Segundo a coligação, a expressão poderia levar os eleitores a acreditar na existência de um apoio político entre Júlio César e o presidente Luiz Inácio Lula da Silva (PT). A alegação considera que o candidato é filiado ao PSD, legenda que possui candidatura própria e concorrente à Presidência da República nas eleições deste ano.

Para a coligação, a associação com Lula representaria uma vantagem eleitoral indevida. Por isso, pediu que Júlio César fosse proibido de utilizar a alcunha em qualquer meio de propaganda, além da retirada de publicações das redes sociais, inserções no rádio e na televisão e materiais impressos que contivessem as expressões questionadas.

Juiz entendeu que não houve uso de imagem ou voz de Lula

A decisão foi proferida pelo juiz membro da Corte Eleitoral Rodrigo Pinheiro do Nascimento, relator da representação. Segundo o magistrado, a concessão da tutela de urgência exige a presença da probabilidade do direito alegado e do perigo de dano ou risco ao resultado do processo.

No caso, o juiz entendeu que a norma citada pela coligação não se aplica à situação, já que o artigo 45, § 6º, da Lei das Eleições trata do uso de imagem e voz de candidato ou militante de outra legenda.

A análise dos materiais mostrou que a propaganda de Júlio César não utilizou imagens, filmagens ou a voz de Lula, mas apenas as expressões “Julinho do Lula” e “Julim de Lula”, acompanhadas de jingle e locuções de campanha. Para o relator, não é possível equiparar o uso do apelido à utilização da imagem ou voz do presidente.

Apoio de Lula a Júlio César foi considerado público

Outro ponto considerado pelo magistrado foi a existência de apoio político do presidente Lula à candidatura de Júlio César.

A decisão afirma que esse apoio é público e notório e cita o reconhecimento da aliança pelo próprio Partido dos Trabalhadores em nível nacional. O relator também destacou a existência de uma aliança regional entre legendas ligadas ao PT e o PSD.

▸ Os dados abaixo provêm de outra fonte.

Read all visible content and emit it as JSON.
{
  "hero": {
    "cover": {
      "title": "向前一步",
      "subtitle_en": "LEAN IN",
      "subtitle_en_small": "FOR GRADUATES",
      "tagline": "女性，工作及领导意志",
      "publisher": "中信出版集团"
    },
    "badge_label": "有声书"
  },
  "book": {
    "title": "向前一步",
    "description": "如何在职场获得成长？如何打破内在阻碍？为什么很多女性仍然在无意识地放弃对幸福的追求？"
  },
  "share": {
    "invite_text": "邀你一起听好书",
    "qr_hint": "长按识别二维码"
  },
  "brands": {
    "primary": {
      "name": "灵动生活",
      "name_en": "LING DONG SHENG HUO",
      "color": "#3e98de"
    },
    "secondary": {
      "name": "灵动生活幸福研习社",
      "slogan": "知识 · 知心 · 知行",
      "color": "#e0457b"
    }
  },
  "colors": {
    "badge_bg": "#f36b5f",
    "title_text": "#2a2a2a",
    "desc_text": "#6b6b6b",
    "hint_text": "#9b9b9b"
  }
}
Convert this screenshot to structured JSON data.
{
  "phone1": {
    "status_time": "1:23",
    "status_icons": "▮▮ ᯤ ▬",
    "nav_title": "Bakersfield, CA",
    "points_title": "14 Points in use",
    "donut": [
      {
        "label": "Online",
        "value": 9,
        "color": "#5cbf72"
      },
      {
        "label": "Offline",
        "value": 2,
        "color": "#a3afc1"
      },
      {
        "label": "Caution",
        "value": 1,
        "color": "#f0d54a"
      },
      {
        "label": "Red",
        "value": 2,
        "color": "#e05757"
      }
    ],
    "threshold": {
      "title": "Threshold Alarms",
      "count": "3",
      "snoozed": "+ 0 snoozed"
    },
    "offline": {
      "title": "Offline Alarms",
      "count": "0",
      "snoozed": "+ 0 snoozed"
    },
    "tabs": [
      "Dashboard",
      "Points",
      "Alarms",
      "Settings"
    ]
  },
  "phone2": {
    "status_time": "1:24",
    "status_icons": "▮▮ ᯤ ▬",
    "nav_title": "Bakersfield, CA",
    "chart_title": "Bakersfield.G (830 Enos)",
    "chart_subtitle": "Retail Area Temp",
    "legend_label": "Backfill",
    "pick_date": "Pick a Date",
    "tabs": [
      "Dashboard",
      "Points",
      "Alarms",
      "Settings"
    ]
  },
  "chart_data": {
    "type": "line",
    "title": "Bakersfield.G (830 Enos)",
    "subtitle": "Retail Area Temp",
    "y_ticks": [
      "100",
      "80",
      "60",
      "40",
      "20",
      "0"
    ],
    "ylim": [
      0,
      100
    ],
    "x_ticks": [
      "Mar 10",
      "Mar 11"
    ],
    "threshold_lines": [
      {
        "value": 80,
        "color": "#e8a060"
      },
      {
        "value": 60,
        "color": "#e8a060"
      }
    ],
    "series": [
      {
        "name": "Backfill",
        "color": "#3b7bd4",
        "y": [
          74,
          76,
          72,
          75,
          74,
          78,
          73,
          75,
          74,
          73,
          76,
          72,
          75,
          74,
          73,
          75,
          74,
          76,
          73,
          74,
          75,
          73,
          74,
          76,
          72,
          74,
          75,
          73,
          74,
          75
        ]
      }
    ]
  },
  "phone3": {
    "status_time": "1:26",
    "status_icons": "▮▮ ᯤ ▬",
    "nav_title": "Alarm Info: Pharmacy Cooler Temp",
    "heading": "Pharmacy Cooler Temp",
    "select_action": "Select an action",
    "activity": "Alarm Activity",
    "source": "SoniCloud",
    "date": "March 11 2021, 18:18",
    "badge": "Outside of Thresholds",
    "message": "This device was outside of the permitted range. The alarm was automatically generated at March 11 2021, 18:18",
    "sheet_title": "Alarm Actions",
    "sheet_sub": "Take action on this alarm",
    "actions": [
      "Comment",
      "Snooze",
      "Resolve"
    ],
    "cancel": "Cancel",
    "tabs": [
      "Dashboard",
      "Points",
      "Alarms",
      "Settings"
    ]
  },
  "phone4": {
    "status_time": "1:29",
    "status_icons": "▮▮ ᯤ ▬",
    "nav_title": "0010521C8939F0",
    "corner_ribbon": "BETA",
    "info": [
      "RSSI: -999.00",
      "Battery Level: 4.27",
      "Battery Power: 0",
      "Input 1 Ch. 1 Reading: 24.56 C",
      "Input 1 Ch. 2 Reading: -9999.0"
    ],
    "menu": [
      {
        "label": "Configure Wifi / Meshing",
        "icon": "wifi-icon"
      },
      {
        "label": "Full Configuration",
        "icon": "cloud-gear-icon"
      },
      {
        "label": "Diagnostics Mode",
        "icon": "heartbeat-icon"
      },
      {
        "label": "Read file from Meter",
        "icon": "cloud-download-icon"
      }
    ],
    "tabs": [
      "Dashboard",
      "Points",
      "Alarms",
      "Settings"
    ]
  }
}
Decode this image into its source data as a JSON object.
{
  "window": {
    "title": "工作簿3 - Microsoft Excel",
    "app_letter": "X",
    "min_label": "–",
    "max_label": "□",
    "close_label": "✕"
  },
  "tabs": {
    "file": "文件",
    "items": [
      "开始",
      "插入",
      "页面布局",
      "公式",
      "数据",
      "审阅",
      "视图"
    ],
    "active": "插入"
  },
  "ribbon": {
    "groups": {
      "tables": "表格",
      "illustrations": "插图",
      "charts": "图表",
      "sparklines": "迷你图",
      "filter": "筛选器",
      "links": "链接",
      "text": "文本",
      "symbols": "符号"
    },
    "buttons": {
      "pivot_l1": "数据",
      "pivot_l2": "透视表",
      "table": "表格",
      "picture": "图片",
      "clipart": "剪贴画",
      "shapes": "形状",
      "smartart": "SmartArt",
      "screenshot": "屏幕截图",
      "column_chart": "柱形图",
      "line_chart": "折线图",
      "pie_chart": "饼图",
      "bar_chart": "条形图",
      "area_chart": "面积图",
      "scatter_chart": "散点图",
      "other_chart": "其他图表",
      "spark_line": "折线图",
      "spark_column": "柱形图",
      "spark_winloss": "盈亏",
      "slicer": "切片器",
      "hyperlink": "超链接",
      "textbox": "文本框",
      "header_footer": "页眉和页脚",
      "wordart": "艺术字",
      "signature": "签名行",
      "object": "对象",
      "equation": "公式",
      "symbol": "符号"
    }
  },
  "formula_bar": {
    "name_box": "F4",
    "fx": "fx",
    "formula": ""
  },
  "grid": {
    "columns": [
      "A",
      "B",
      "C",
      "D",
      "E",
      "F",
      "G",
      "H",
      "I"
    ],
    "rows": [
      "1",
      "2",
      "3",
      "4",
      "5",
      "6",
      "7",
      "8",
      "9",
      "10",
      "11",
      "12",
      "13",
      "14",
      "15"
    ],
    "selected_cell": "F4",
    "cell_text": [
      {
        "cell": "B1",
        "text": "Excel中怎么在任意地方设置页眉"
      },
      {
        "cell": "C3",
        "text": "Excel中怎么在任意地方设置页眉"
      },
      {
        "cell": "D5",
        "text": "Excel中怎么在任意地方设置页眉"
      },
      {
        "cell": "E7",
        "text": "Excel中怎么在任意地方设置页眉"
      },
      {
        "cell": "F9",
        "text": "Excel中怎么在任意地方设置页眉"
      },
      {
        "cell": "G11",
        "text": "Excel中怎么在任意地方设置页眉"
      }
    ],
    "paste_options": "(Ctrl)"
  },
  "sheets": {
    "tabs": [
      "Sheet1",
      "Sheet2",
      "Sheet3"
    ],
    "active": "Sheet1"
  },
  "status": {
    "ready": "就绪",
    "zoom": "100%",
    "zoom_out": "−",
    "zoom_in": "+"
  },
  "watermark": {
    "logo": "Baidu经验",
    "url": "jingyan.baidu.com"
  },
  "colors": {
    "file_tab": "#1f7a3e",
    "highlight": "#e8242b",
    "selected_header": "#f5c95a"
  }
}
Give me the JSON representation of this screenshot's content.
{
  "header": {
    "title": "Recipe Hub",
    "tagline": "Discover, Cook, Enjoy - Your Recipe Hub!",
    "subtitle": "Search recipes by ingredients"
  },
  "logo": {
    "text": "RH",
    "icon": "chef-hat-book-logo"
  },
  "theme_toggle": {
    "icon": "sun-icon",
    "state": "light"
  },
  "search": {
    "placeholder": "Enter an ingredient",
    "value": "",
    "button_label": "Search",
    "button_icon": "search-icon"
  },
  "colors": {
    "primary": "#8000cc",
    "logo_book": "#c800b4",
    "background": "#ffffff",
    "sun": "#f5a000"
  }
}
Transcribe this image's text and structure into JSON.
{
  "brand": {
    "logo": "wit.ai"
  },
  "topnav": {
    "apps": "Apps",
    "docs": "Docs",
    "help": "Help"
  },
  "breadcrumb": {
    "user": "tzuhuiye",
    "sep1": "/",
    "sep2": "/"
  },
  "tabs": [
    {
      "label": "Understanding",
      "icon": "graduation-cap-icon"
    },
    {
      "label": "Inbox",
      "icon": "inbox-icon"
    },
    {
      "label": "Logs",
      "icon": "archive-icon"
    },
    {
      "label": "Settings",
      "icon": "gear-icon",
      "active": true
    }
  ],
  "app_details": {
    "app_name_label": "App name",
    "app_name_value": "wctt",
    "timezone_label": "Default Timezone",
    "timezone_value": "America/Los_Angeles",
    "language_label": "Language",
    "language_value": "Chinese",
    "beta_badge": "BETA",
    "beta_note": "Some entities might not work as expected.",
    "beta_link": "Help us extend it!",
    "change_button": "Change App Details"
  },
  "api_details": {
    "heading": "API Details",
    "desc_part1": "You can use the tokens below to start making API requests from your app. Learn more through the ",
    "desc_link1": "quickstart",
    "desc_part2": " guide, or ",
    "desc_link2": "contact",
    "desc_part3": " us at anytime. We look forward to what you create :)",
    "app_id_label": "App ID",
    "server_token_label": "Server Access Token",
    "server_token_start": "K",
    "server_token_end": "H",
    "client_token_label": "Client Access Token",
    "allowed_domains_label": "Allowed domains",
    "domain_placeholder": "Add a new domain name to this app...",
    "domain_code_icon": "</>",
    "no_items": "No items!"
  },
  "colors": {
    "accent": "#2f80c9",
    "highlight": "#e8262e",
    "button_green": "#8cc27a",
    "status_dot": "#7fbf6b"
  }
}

Diante disso, o juiz concluiu que não havia elementos suficientes, neste momento processual, para afirmar que o uso da alcunha estaria criando uma falsa representação de apoio político com o objetivo de induzir os eleitores ao erro.

TRE-PI afasta alegação de deepfake

A coligação também questionou o uso de ferramentas tecnológicas na propaganda. Porém, o relator concluiu que não houve alteração artificial de voz ou movimentos faciais para simular declarações, caracterizando deepfake. Segundo a decisão, os materiais eram ilustrações, cartazes e jingles de campanha, com identificação sobre o uso de elementos digitais sintéticos.

Pedido foi indeferido, mas processo continua

Diante da ausência dos requisitos legais, Rodrigo Pinheiro do Nascimento indeferiu o pedido de tutela de urgência. Com isso, Júlio César não precisa retirar, neste momento, a alcunha “Julinho do Lula” das peças de campanha.

O processo, porém, continua. O candidato terá dois dias para apresentar defesa complementar. Depois, os autos serão encaminhados à Procuradoria Regional Eleitoral e, posteriormente, retornarão ao relator para julgamento do mérito.